The authors aimed to address evidence gaps by comparing risks of adverse perinatal outcomes (emergency caesarean, haemorrhage, preterm birth, low birthweight,, stillbirth/neonatal death) across ethnic groups in a multi-ethnic South London cohort, adjusting for deprivation and clinical factors, while exploring independent and intersecting contributions of migration-related variables, maternal nativity, need for interpretation, and country-of-origin income level, to better understand mechanisms driving inequalities and inform targeted interventions.
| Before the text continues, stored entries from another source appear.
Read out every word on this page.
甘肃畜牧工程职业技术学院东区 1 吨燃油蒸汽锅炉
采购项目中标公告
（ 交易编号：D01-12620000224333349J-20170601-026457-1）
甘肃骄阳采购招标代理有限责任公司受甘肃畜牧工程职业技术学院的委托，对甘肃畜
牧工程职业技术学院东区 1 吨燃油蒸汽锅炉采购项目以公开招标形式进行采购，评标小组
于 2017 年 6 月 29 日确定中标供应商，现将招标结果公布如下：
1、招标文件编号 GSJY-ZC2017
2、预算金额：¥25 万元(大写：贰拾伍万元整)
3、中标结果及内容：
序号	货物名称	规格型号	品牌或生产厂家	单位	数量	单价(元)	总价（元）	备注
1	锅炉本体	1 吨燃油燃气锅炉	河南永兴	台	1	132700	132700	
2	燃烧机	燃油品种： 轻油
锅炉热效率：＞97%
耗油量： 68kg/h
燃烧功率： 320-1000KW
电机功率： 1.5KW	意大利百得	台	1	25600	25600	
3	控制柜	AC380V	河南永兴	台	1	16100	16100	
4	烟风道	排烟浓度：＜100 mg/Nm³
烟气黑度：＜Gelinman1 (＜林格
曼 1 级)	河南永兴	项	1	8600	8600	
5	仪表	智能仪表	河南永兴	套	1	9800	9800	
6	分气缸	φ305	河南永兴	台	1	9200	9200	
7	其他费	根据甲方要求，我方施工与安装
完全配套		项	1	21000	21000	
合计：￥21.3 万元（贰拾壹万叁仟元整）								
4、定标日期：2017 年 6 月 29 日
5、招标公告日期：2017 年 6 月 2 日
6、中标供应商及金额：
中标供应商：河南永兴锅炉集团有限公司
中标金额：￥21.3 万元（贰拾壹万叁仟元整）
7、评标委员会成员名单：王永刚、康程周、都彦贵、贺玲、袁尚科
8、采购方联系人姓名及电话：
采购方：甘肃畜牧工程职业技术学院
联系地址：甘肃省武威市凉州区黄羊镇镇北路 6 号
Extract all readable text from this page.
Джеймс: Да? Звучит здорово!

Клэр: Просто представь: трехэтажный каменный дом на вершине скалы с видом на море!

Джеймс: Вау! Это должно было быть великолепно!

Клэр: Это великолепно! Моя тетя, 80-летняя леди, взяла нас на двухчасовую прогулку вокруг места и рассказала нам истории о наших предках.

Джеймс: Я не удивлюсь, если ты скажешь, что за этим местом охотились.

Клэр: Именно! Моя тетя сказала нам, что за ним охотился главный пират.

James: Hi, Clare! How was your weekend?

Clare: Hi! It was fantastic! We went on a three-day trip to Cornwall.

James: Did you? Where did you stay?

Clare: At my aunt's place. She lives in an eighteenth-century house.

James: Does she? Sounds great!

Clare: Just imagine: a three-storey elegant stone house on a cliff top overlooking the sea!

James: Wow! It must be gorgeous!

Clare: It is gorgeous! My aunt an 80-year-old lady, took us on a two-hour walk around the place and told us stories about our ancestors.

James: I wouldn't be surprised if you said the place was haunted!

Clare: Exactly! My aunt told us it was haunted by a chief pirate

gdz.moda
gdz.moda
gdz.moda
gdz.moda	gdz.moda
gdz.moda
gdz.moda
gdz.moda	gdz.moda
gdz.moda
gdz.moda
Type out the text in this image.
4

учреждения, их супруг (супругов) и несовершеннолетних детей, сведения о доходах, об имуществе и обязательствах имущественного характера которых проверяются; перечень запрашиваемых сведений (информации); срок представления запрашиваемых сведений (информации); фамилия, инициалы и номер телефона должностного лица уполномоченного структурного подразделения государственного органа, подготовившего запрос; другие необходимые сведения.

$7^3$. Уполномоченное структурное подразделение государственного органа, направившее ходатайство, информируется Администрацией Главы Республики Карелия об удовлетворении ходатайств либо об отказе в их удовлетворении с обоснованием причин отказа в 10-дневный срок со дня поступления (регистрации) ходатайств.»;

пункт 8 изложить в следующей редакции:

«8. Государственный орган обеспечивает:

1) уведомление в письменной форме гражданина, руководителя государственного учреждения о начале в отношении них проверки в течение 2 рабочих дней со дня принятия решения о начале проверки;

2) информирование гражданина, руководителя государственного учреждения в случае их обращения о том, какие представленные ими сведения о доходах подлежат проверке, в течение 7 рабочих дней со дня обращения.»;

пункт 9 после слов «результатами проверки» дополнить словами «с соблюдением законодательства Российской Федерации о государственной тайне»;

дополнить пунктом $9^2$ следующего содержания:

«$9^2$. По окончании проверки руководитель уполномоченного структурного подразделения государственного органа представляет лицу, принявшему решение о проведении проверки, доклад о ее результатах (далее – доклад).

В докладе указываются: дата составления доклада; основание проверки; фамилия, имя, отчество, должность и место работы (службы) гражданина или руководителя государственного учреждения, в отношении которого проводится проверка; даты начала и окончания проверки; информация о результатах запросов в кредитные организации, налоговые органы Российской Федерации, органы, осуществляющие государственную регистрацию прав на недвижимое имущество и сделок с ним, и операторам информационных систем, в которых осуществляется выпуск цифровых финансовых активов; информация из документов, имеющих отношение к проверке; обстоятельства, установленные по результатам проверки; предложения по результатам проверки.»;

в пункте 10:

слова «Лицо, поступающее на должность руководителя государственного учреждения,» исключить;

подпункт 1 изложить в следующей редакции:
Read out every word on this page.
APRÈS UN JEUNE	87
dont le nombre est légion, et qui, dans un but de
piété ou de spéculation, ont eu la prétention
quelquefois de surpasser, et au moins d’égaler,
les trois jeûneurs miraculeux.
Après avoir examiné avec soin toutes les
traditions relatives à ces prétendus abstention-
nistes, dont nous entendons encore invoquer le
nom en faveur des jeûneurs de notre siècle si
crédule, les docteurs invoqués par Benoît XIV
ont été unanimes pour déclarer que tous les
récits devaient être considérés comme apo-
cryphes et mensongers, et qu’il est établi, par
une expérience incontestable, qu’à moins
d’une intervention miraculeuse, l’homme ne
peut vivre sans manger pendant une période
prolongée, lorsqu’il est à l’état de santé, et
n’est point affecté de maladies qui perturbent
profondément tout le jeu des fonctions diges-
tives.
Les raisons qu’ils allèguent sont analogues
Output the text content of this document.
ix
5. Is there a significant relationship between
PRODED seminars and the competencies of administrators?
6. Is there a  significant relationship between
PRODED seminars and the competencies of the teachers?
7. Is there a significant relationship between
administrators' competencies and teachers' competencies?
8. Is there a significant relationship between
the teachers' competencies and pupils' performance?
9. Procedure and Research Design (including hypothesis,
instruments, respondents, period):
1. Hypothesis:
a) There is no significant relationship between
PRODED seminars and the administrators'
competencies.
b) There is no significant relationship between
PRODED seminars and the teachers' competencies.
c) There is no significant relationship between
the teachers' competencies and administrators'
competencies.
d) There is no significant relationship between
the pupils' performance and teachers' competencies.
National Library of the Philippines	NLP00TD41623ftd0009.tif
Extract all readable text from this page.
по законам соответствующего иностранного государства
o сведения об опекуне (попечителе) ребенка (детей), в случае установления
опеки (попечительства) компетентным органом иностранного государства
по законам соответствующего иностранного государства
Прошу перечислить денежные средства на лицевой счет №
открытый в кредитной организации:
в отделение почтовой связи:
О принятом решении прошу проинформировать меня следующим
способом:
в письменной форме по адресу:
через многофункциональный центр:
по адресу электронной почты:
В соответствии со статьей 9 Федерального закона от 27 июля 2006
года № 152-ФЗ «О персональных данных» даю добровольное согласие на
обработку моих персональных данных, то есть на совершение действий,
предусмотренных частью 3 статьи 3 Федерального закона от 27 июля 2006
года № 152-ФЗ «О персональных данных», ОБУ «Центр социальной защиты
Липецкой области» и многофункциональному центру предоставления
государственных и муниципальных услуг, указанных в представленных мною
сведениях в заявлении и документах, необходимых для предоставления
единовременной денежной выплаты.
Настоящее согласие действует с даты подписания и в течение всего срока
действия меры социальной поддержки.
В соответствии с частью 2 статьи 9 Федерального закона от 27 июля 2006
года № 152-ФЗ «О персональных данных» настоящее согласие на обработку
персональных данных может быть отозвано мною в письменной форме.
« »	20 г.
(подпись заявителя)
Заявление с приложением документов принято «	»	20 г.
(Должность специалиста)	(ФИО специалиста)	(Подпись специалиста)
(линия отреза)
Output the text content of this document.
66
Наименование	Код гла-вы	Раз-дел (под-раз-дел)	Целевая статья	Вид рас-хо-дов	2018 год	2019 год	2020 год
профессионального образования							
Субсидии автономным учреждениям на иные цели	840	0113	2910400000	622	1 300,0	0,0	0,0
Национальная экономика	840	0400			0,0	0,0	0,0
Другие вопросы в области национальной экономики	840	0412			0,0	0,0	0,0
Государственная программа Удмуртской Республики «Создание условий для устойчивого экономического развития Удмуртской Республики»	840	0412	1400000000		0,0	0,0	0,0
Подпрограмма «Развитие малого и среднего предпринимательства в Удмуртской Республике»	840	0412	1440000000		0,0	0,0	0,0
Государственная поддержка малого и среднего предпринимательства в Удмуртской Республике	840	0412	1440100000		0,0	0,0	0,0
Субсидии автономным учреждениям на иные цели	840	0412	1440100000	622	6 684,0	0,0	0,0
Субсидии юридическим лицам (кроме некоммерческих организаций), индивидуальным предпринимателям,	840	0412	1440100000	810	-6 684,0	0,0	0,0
Using a retrospective cohort of almost 45000 singleton births from 2018 to 2023 from linked electronic health records in two South London maternity services, the authors estimated adjusted risk ratios, controlling for age, parity, obesity, smoking, previous caesarean, deprivation quintile and medical risk.
Key outcomes included higher emergency caesarean risks for Asian/Black women, elevated preterm/low birthweight/stillbirth risks for Black infants and mixed migration effects.
“Disparities in perinatal outcomes persist across ethnic and migrant groups in the U.K., with higher risks observed among Black, Asian, ‘Any Other’ ethnic groups, and women born outside the U.K.,” the authors wrote. “Addressing these inequalities requires a multi-level approach that combines clinical action with broader policy reforms aimed at the social and structural drivers of risk.”